Each Issuer identified above has read this notice, knows the contents to be true, and has duly caused this notice to be signed on its behalf by the undersigned duly authorized person.

For signature, type in the signer's name or other letters or characters adopted or authorized as the signer's signature.

Issuer Signature Name of Signer Title Date
Public Policy Holding Company, Inc. /s/ George Stewart Hall George Stewart Hall Chief Executive Officer 2026-07-15

Persons who respond to the collection of information contained in this form are not required to respond unless the form displays a currently valid OMB number.

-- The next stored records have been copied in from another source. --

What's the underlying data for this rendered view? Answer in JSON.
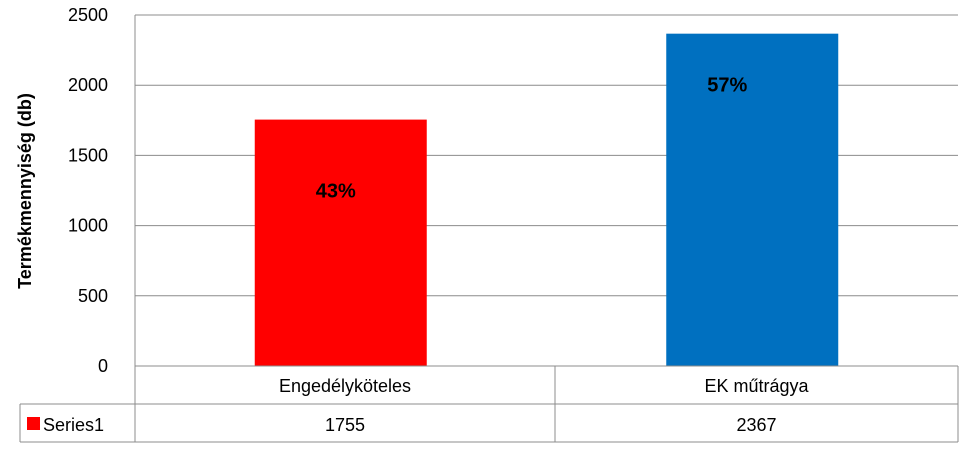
{
  "chart_data": {
    "type": "bar",
    "categories": [
      "Engedélyköteles",
      "EK műtrágya"
    ],
    "series": [
      {
        "name": "Series1",
        "values": [
          1755,
          2367
        ],
        "colors": [
          "#ff0000",
          "#0070c0"
        ],
        "data_labels": [
          "43%",
          "57%"
        ]
      }
    ],
    "ylabel": "Termékmennyiség  (db)",
    "ylim": [
      0,
      2500
    ],
    "yticks": [
      0,
      500,
      1000,
      1500,
      2000,
      2500
    ],
    "grid": true,
    "legend_placement": "data-table",
    "data_table": true,
    "legend_key_color": "#ff0000"
  }
}
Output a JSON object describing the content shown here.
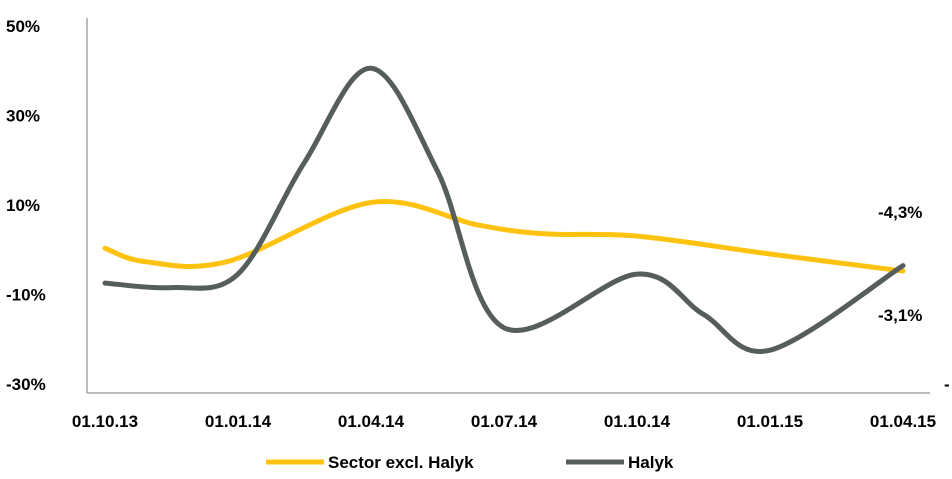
{
  "chart_data": {
    "type": "line",
    "categories": [
      "01.10.13",
      "01.01.14",
      "01.04.14",
      "01.07.14",
      "01.10.14",
      "01.01.15",
      "01.04.15"
    ],
    "ylim": [
      -30,
      50
    ],
    "yticks": [
      "50%",
      "30%",
      "10%",
      "-10%",
      "-30%"
    ],
    "ytick_values": [
      50,
      30,
      10,
      -10,
      -30
    ],
    "grid": false,
    "legend": "bottom",
    "series": [
      {
        "name": "Sector excl. Halyk",
        "color": "#FFC20E",
        "points": [
          [
            0,
            0.8
          ],
          [
            0.3,
            -2.2
          ],
          [
            0.92,
            -2.2
          ],
          [
            2,
            11
          ],
          [
            2.8,
            6
          ],
          [
            3.3,
            4
          ],
          [
            4,
            3.5
          ],
          [
            5,
            -0.5
          ],
          [
            6,
            -4.3
          ]
        ]
      },
      {
        "name": "Halyk",
        "color": "#555E5C",
        "points": [
          [
            0,
            -7
          ],
          [
            0.5,
            -8
          ],
          [
            1,
            -5
          ],
          [
            1.5,
            20
          ],
          [
            2,
            41
          ],
          [
            2.5,
            18
          ],
          [
            3,
            -17
          ],
          [
            4,
            -5
          ],
          [
            4.5,
            -14
          ],
          [
            5,
            -22
          ],
          [
            6,
            -3.1
          ]
        ]
      }
    ],
    "end_labels": [
      "-4,3%",
      "-3,1%"
    ],
    "stray_mark": "-"
  }
}
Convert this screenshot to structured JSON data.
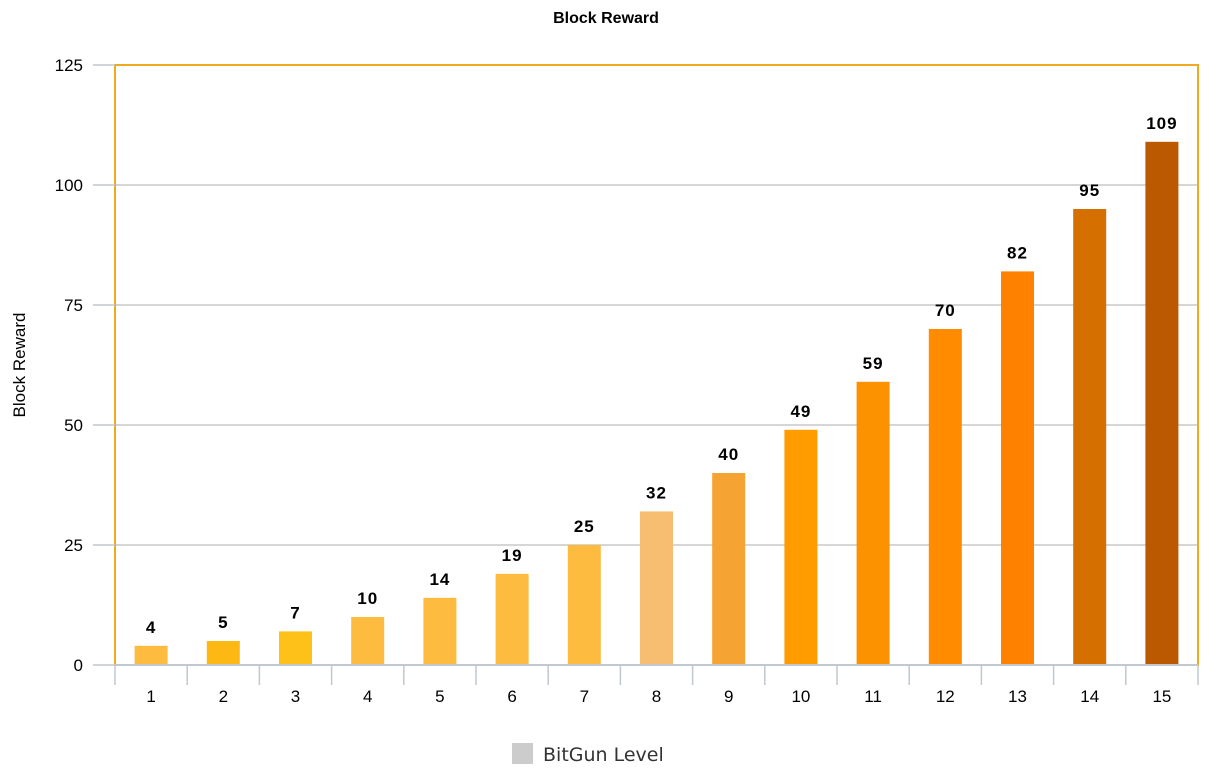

* This undertaking does not affect any limits Section 102(a) of the National Securities Markets Improvement Act of 1996 ("NSMIA") [Pub. L. No. 104-290, 110 Stat. 3416 (Oct. 11, 1996)] imposes on the ability of States to require information. As a result, if the securities that are the subject of this Form D are "covered securities" for purposes of NSMIA, whether in all instances or due to the nature of the offering that is the subject of this Form D, States cannot routinely require offering materials under this undertaking or otherwise and can require offering materials only to the extent NSMIA permits them to do so under NSMIA's preservation of their anti-fraud authority.